Dieser Auffassung stimmte auch das Verwaltungsgericht zu. In seiner Entscheidung befasste es sich ausführlich mit dem Verhältnis von Denkmalschutz und erneuerbaren Energien, insbesondere der Regelung in § 2 des Erneuerbare-Energien-Gesetzes (EEG). Gemäß dieser Norm liegen die Errichtung und der Betrieb von Anlagen zur Erzeugung erneuerbarer Energien im überragenden öffentlichen Interesse und dienen der öffentlichen Sicherheit. Bis die Stromerzeugung in Deutschland nahezu treibhausgasneutral ist, haben die erneuerbaren Energien daher vorrangigen Belang bei der Schutzgüterabwägung.

Nach den landesrechtlichen Regelungen des Denkmalschutzgesetzes Rheinland-Pfalz gelte dies aber nicht uneingeschränkt, führte das Gericht aus. Wenn es Alternativen gebe, die dem Eigentümer zumutbar seien und die einen milderen Eingriff in das Erscheinungsbild des Denkmals darstellten, müsse der Eigentümer sich darauf verweisen lassen. Von dem Eigentümer in Rheinland-Pfalz könne also verlangt werden, die Photovoltaikanlage nicht auf dem Zaun, sondern auf dem Dach oder auf einer Freifläche im Garten zu errichten, entschied das Gericht.

Beide Entscheidungen zeigen, dass sich der Ausbau der erneuerbaren Energien auch nach Einführung gesetzlicher Erleichterungen nicht zwangsläufig durchsetzt. Zwar sehen einige Bundesländer inzwischen Möglichkeiten vor, Photovoltaikanlagen auf denkmalgeschützten Gebäuden zu errichten.
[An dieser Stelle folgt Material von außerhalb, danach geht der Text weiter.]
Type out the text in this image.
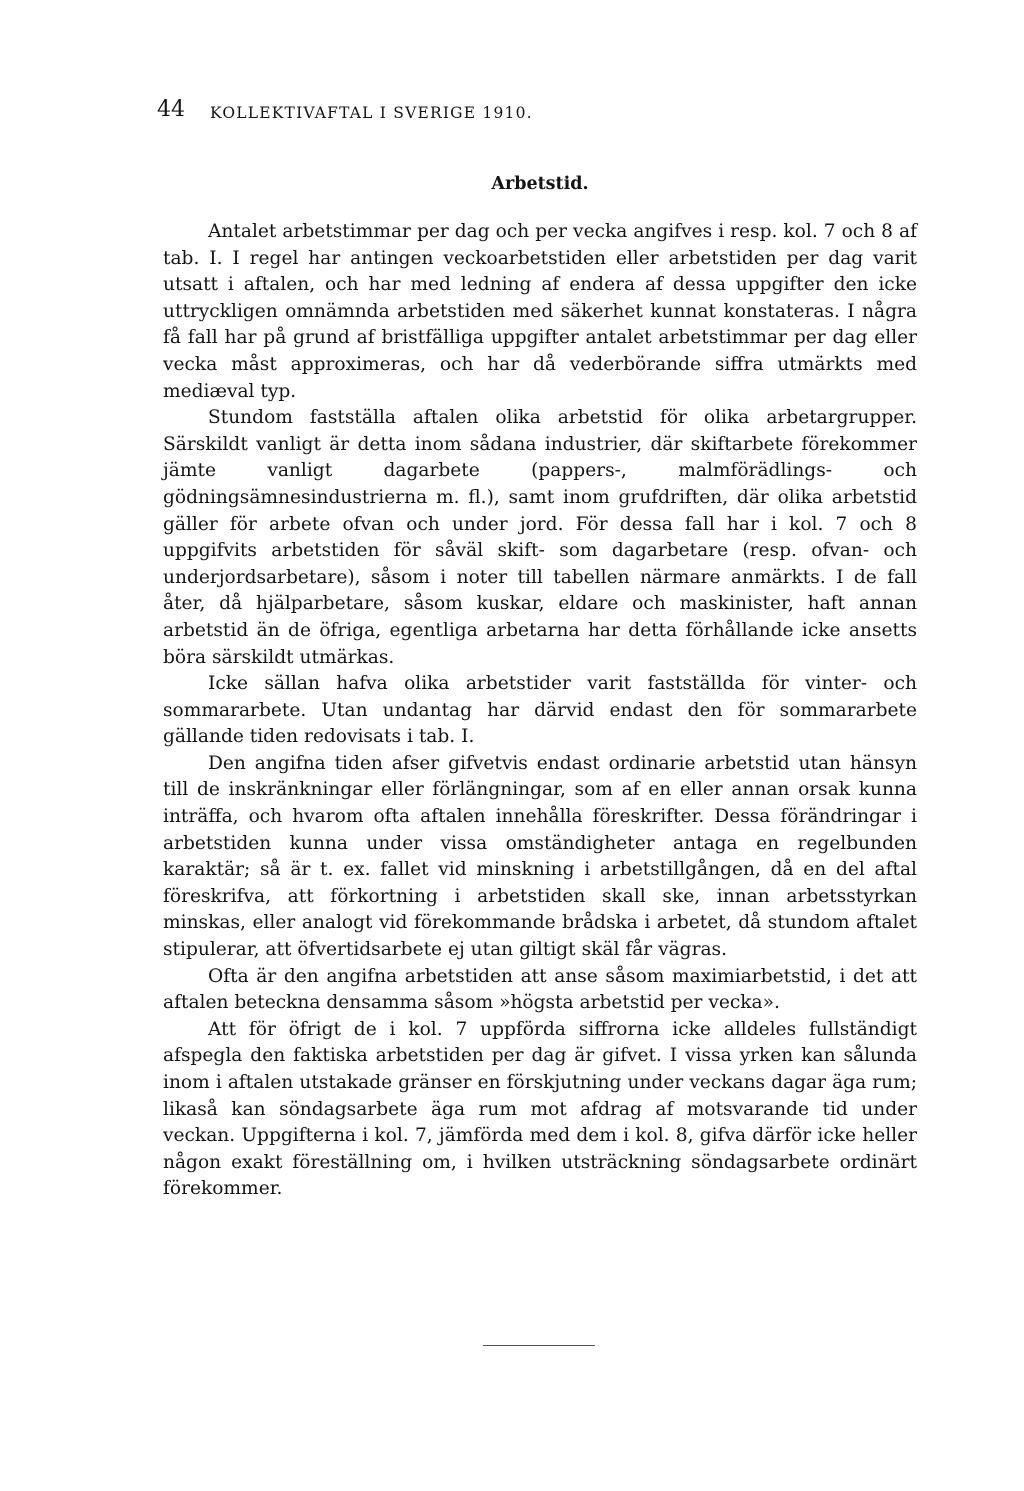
44 KOLLEKTIVAFTAL I SVERIGE 1910.
Arbetstid.

Antalet arbetstimmar per dag och per vecka angifves i resp. kol. 7 och 8 af tab. I. I regel har antingen veckoarbetstiden eller arbetstiden per dag varit utsatt i aftalen, och har med ledning af endera af dessa uppgifter den icke uttryckligen omnämnda arbetstiden med säkerhet kunnat konstateras. I några få fall har på grund af bristfälliga uppgifter antalet arbetstimmar per dag eller vecka måst approximeras, och har då vederbörande siffra utmärkts med mediæval typ.

Stundom fastställa aftalen olika arbetstid för olika arbetargrupper. Särskildt vanligt är detta inom sådana industrier, där skiftarbete förekommer jämte vanligt dagarbete (pappers-, malmförädlings- och gödningsämnesindustrierna m. fl.), samt inom grufdriften, där olika arbetstid gäller för arbete ofvan och under jord. För dessa fall har i kol. 7 och 8 uppgifvits arbetstiden för såväl skift- som dagarbetare (resp. ofvan- och underjordsarbetare), såsom i noter till tabellen närmare anmärkts. I de fall åter, då hjälparbetare, såsom kuskar, eldare och maskinister, haft annan arbetstid än de öfriga, egentliga arbetarna har detta förhållande icke ansetts böra särskildt utmärkas.

Icke sällan hafva olika arbetstider varit fastställda för vinter- och sommararbete. Utan undantag har därvid endast den för sommararbete gällande tiden redovisats i tab. I.

Den angifna tiden afser gifvetvis endast ordinarie arbetstid utan hänsyn till de inskränkningar eller förlängningar, som af en eller annan orsak kunna inträffa, och hvarom ofta aftalen innehålla föreskrifter. Dessa förändringar i arbetstiden kunna under vissa omständigheter antaga en regelbunden karaktär; så är t. ex. fallet vid minskning i arbetstillgången, då en del aftal föreskrifva, att förkortning i arbetstiden skall ske, innan arbetsstyrkan minskas, eller analogt vid förekommande brådska i arbetet, då stundom aftalet stipulerar, att öfvertidsarbete ej utan giltigt skäl får vägras.

Ofta är den angifna arbetstiden att anse såsom maximiarbetstid, i det att aftalen beteckna densamma såsom »högsta arbetstid per vecka».

Att för öfrigt de i kol. 7 uppförda siffrorna icke alldeles fullständigt afspegla den faktiska arbetstiden per dag är gifvet. I vissa yrken kan sålunda inom i aftalen utstakade gränser en förskjutning under veckans dagar äga rum; likaså kan söndagsarbete äga rum mot afdrag af motsvarande tid under veckan. Uppgifterna i kol. 7, jämförda med dem i kol. 8, gifva därför icke heller någon exakt föreställning om, i hvilken utsträckning söndagsarbete ordinärt förekommer.
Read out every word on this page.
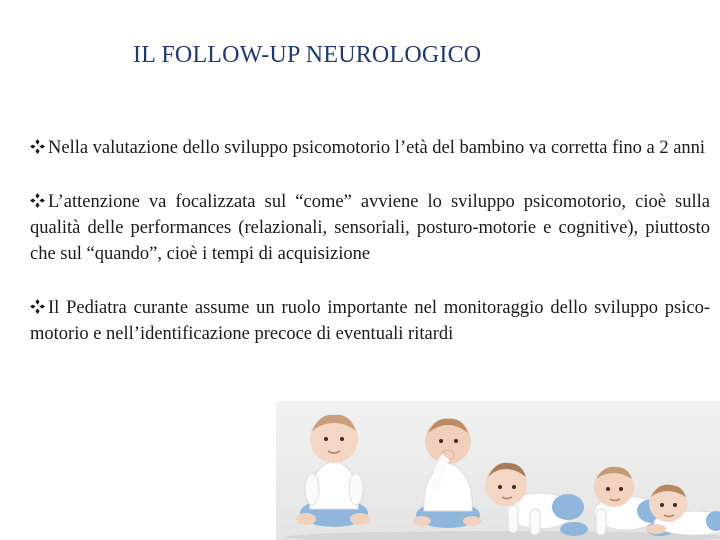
IL FOLLOW-UP NEUROLOGICO

Nella valutazione dello sviluppo psicomotorio l’età del bambino va corretta fino a 2 anni

L’attenzione va focalizzata sul “come” avviene lo sviluppo psicomotorio, cioè sulla qualità delle performances (relazionali, sensoriali, posturo-motorie e cognitive), piuttosto che sul “quando”, cioè i tempi di acquisizione

Il Pediatra curante assume un ruolo importante nel monitoraggio dello sviluppo psico-motorio e nell’identificazione precoce di eventuali ritardi
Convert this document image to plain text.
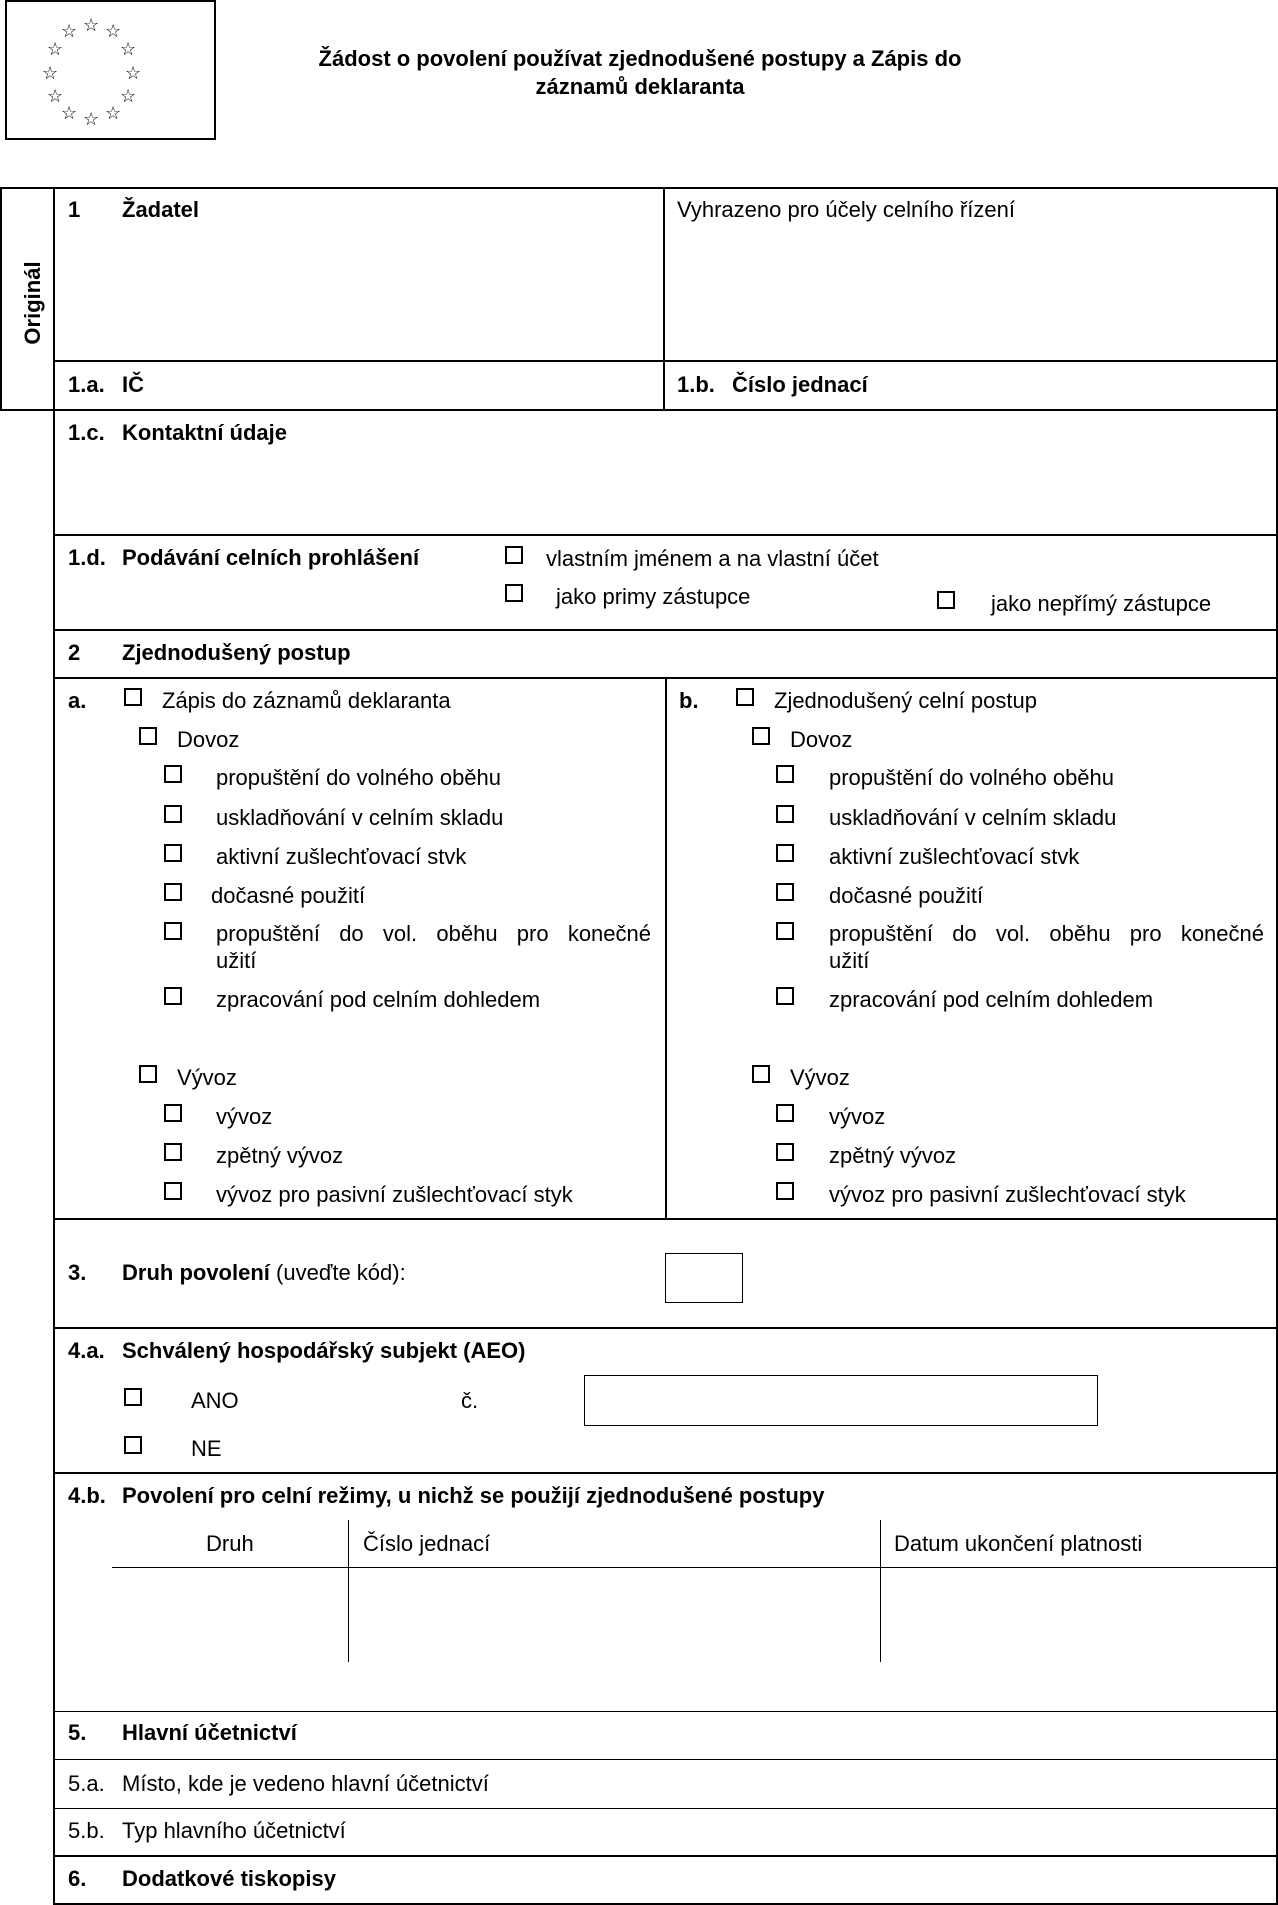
☆ ☆
☆
☆
☆
☆
☆
☆
☆
☆
☆ ☆
Žádost o povolení používat zjednodušené postupy a Zápis do
záznamů deklaranta
Originál
1 Žadatel	Vyhrazeno pro účely celního řízení
1.a. IČ	1.b. Číslo jednací
1.c. Kontaktní údaje
1.d. Podávání celních prohlášení	vlastním jménem a na vlastní účet
jako primy zástupce	jako nepřímý zástupce
2 Zjednodušený postup
a.	Zápis do záznamů deklaranta
Dovoz
propuštění do volného oběhu
uskladňování v celním skladu
aktivní zušlechťovací stvk
dočasné použití
propuštění do vol. oběhu pro konečné
užití
zpracování pod celním dohledem
Vývoz
vývoz
zpětný vývoz
vývoz pro pasivní zušlechťovací styk
b.	Zjednodušený celní postup
Dovoz
propuštění do volného oběhu
uskladňování v celním skladu
aktivní zušlechťovací stvk
dočasné použití
propuštění do vol. oběhu pro konečné
užití
zpracování pod celním dohledem
Vývoz
vývoz
zpětný vývoz
vývoz pro pasivní zušlechťovací styk
3. Druh povolení (uveďte kód):
4.a. Schválený hospodářský subjekt (AEO)
ANO	č.
NE
4.b. Povolení pro celní režimy, u nichž se použijí zjednodušené postupy
Druh	Číslo jednací	Datum ukončení platnosti
5. Hlavní účetnictví
5.a. Místo, kde je vedeno hlavní účetnictví
5.b. Typ hlavního účetnictví
6. Dodatkové tiskopisy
Entsprechende Regelungen finden sich etwa im Brandenburgischen und im Bayerischen Denkmalschutzgesetz. Alle Regelungen sind jedoch an unterschiedliche Voraussetzungen geknüpft. Eine umfassende Prüfung im Einzelfall ist daher weiterhin unerlässlich.

 

Meine Empfehlungen:

  • Vor der Errichtung einer Photovoltaikanlage an, auf oder in der Nähe eines denkmalgeschützten Objekts sollte geprüft werden, ob eine denkmalrechtliche Genehmigung erforderlich ist. Die Errichtung ohne Genehmigung kann zur Folge haben, dass die Denkmalbehörde die Beseitigung der Photovoltaikanlage verfügt.
  • Wenn die Denkmalbehörde die Errichtung der geplanten Photovoltaikanlage ablehnt, sollte gemeinsam versucht werden, alternative Gestaltungskonzepte abzustimmen. Auf diese Weise können spätere Streitigkeiten vermieden und hohe Beseitigungs- oder Umbaukosten gespart werden.